On Wednesday, the Washington State Senate unanimously passed a measure that honors the long and proud history of the Filipino people in the United States.
Senate Resolution 8668, which I sponsored, recognizes the honorable service of Filipinos and Filipino-Americans in the United States military and society, celebrates their contributions to Washington, and designates October 2010, the 423rd anniversary of the presence of Filipinos in the United States, as the inaugural “Filipino American History Month.”
It is really an honor to sponsor this resolution. The Filipino-American community is a wonderful group of people and they have many activities that preserve their heritage and culture, including traditional dances and a strong interest in education. They work hard in their communities and never neglect their elders – the ‘aunties’ and ‘uncles.’
Plus, they have fantastic food that I really enjoy!
The Filipino-American National Historical Society recognizes 1763 as the year of the first permanent Filipino settlement in the United States, in St. Malo Parish, La. Filipino-Americans have contributed to economic, cultural, social, and military toward the development of the United States.
Washington has the fourth largest population of Filipino-Americans in the United States and is the home to historic Filipino communities in Wapato, Bainbridge Island, Seattle, Tacoma, Auburn, and Bremerton, among others. Filipino-Americans form the largest Asian/Pacific Islander ethnic population in the state.
Several Filipino leaders were in Olympia today to accept the honor on their community’s behalf.
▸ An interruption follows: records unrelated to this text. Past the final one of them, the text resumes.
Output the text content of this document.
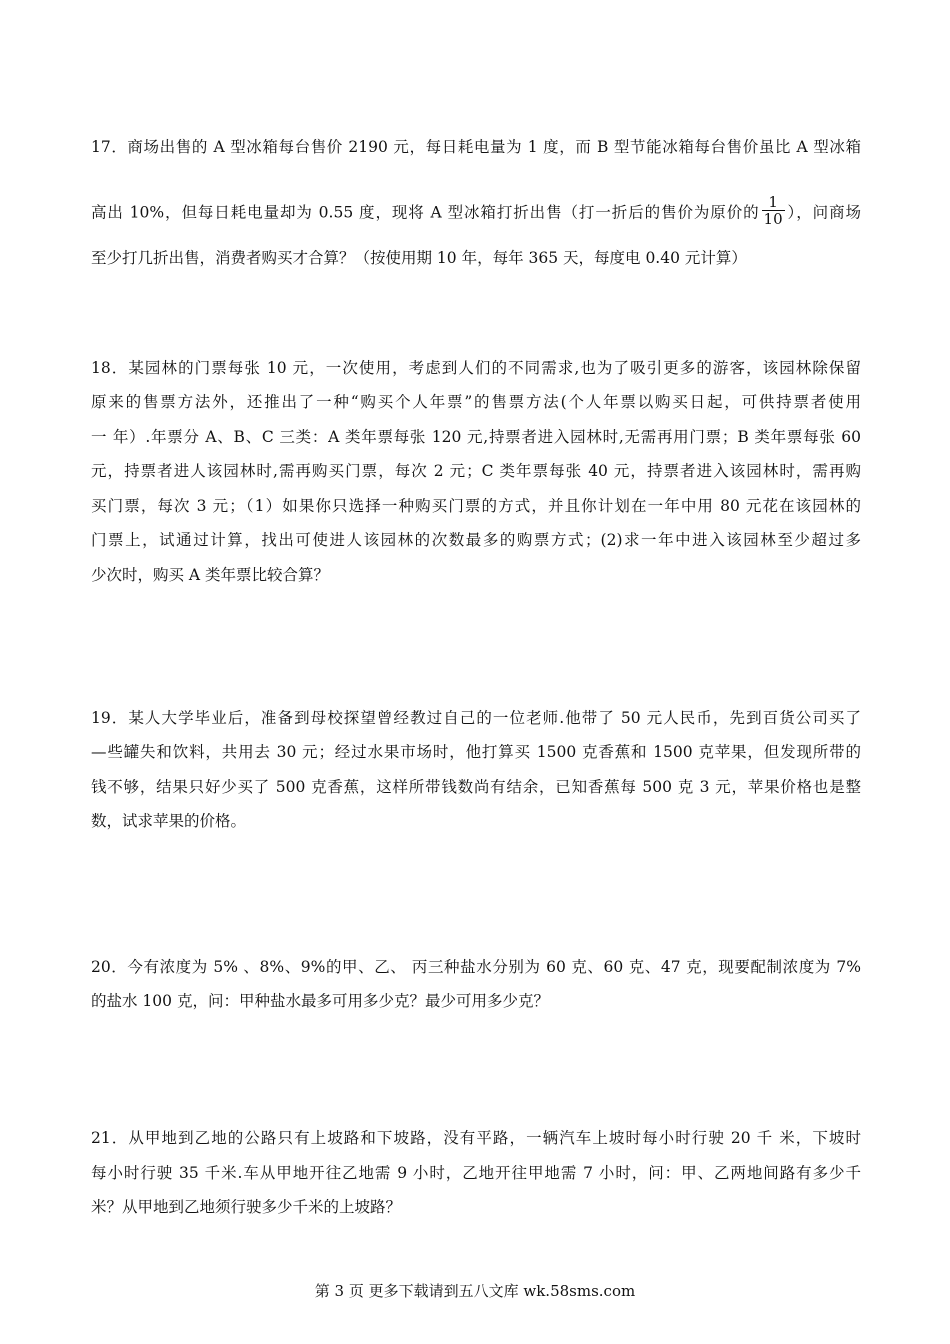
17．商场出售的 A 型冰箱每台售价 2190 元，每日耗电量为 1 度，而 B 型节能冰箱每台售价虽比 A 型冰箱
高出 10%，但每日耗电量却为 0.55 度，现将 A 型冰箱打折出售（打一折后的售价为原价的 $\frac{1}{10}$ ），问商场
至少打几折出售，消费者购买才合算？（按使用期 10 年，每年 365 天，每度电 0.40 元计算）
18．某园林的门票每张 10 元，一次使用，考虑到人们的不同需求,也为了吸引更多的游客，该园林除保留
原来的售票方法外，还推出了一种“购买个人年票”的售票方法(个人年票以购买日起，可供持票者使用
一 年）.年票分 A、B、C 三类：A 类年票每张 120 元,持票者进入园林时,无需再用门票；B 类年票每张 60
元，持票者进人该园林时,需再购买门票，每次 2 元；C 类年票每张 40 元，持票者进入该园林时，需再购
买门票，每次 3 元；（1）如果你只选择一种购买门票的方式，并且你计划在一年中用 80 元花在该园林的
门票上，试通过计算，找出可使进人该园林的次数最多的购票方式；(2)求一年中进入该园林至少超过多
少次时，购买 A 类年票比较合算？
19．某人大学毕业后，准备到母校探望曾经教过自己的一位老师.他带了 50 元人民币，先到百货公司买了
—些罐失和饮料，共用去 30 元；经过水果市场时，他打算买 1500 克香蕉和 1500 克苹果，但发现所带的
钱不够，结果只好少买了 500 克香蕉，这样所带钱数尚有结余，已知香蕉每 500 克 3 元，苹果价格也是整
数，试求苹果的价格。
20．今有浓度为 5% 、8%、9%的甲、乙、 丙三种盐水分别为 60 克、60 克、47 克，现要配制浓度为 7%
的盐水 100 克，问：甲种盐水最多可用多少克？最少可用多少克？
21．从甲地到乙地的公路只有上坡路和下坡路，没有平路，一辆汽车上坡时每小时行驶 20 千 米，下坡时
每小时行驶 35 千米.车从甲地开往乙地需 9 小时，乙地开往甲地需 7 小时，问：甲、乙两地间路有多少千
米？从甲地到乙地须行驶多少千米的上坡路？
第 3 页 更多下载请到五八文库 wk.58sms.com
Among those present in the Senate gallery were Rey Pascua, president of the Yakima Valley Filipino American National Historical Society and other members; Dr. Frederic Cordova of the National Filipino American Historical Society and his wife, Dorothy Cordova; former Washington State Representative Velma Veloria; Alma Kern, president of the Filipino American Community of Seattle, and other members; Kendee Yamaguchi, executive director of the Commission on Asian Pacific/American Affairs, and other members; Jose Calugas, Jr., son of Medal of Honor winner Jose Calugas and chairman of the Philippine Scout Heritage Society, Tacoma Chapter; Alex Borromeo, president of the Filipino American Chamber of Commerce of the Pacific Northwest, and other officers; Dr. Pio DeCano; and Richard Gurtiza, president of the Filipino American Political Action Group of Washington, and other members; and Diane Narasaki, chairwoman of the American Pacific Islander Coalition, as well as other chapter members.
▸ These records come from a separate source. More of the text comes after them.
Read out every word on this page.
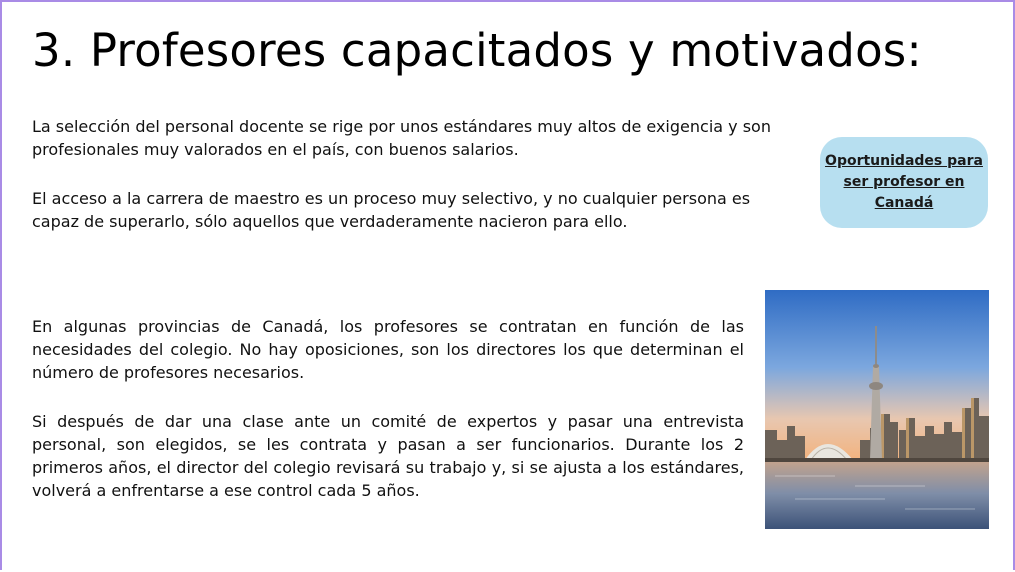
3. Profesores capacitados y motivados:

La selección del personal docente se rige por unos estándares muy altos de exigencia y son profesionales muy valorados en el país, con buenos salarios.

El acceso a la carrera de maestro es un proceso muy selectivo, y no cualquier persona es capaz de superarlo, sólo aquellos que verdaderamente nacieron para ello.

Oportunidades para ser profesor en Canadá

En algunas provincias de Canadá, los profesores se contratan en función de las necesidades del colegio. No hay oposiciones, son los directores los que determinan el número de profesores necesarios.

Si después de dar una clase ante un comité de expertos y pasar una entrevista personal, son elegidos, se les contrata y pasan a ser funcionarios. Durante los 2 primeros años, el director del colegio revisará su trabajo y, si se ajusta a los estándares, volverá a enfrentarse a ese control cada 5 años.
They call themselves the Filipino American community, but I always joke that they should call themselves American Filipino, because they really value their American citizenship, but at the same time they do so much to preserve their culture. That is something I really appreciate about this great community.
The 13th Biennial National Conference of the Filipino American National Historical Society will be held in July in Seattle, which was also the site of the first National Conference.